休みの日のこの時間は、私だけの贅沢な時間だ。

世界中の都市の香りをイメージした
線香に火を点ける。
今日の行き先は淡路だ。
煙を燻らせるライオンの表情に
自然と頬が緩む。
口紅を引き、仕上げにオーデコロンを
シュッとひと吹き。
ハーブのスパイシーな香りが
爽やかに包み込んでくれた。

今夜もてなす客人を迎えるために花屋に向かう。
季節を巡る花々を選ぶのも、週に一度の至福の時間。
瑞々しい緑に目を奪われた。

持ち帰ったブーケを活けると、静かな心地よさが生まれた。
陰影がある白の陶器は、
植物本来の美しい色を引き立ててくれ、
ふと目にした瞬間が絵のようだった。
この花器がもっと好きになった。

親しい友人とワイン片手に語らう夜。
白い皿を、鮮やかな野菜の緑と、
香ばしく焼き上げた肉の赤で彩る。
昔話に花を咲かせ、
カトラリーと皿が
触れ合う音がやけに楽しい。
時の流れの早さにほろ苦さを覚えた。

ASTIER de VILLATTE とは ?

「人の記憶から忘れられてしまった何かを見つけた時、
私たちはまるで新しいものを発見したようにわくわくした気持ちになるのです。
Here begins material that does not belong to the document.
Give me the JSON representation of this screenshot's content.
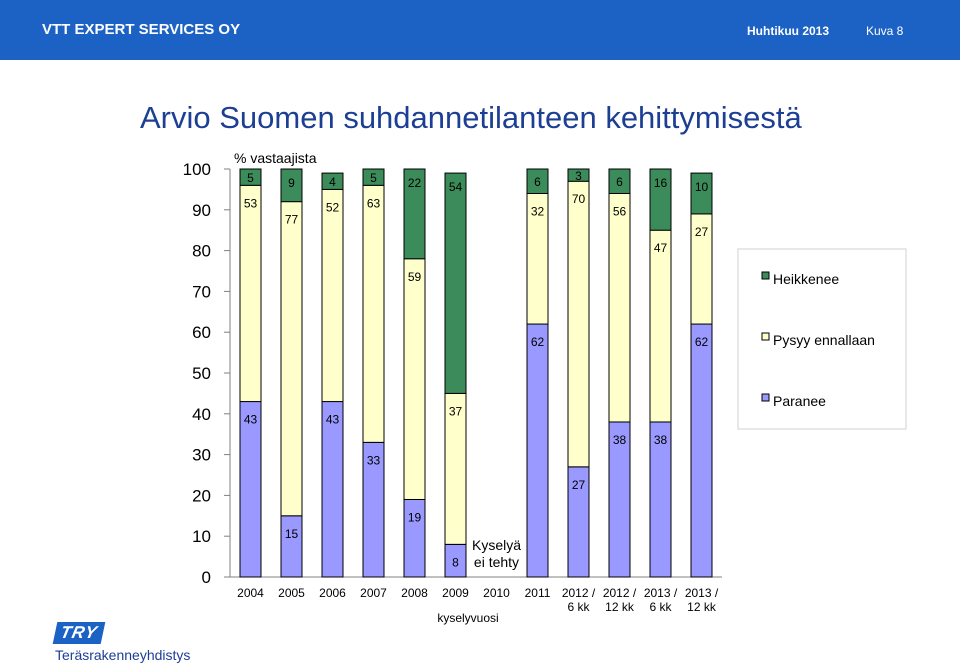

」
そう語るのは、アスティエ・ド・ヴィラットのクリエイターである
ブノワ・アスティエ・ド・ヴィラットとイヴァン・ペリコリ。

パリで唯一の陶器メーカーとして1996年に創業した。

陶器には、パリ郊外で採掘された土を使う。
パリ市内の工房で何度も練り、
職人たちの手によりひとつひとつ形作られた後、窯で焼き上げていく。

近代的な生産工程とは真逆をいく、
それはまるで19世紀の工房のような時間のかけ方が、
全ての器に土を捏ねた手のぬくもりを残しているのだ。

そして、香りの世界旅行をテーマとしたキャンドルとインセンス、
香水などの香料製品からは、
陶器の作品群とはまた異なる彼らの世界を垣間見ることができる。
彼ら自身が楽しみながら創作することを心掛け、
今日もマセナ大通りのアトリエから世界中へと作品を届けている。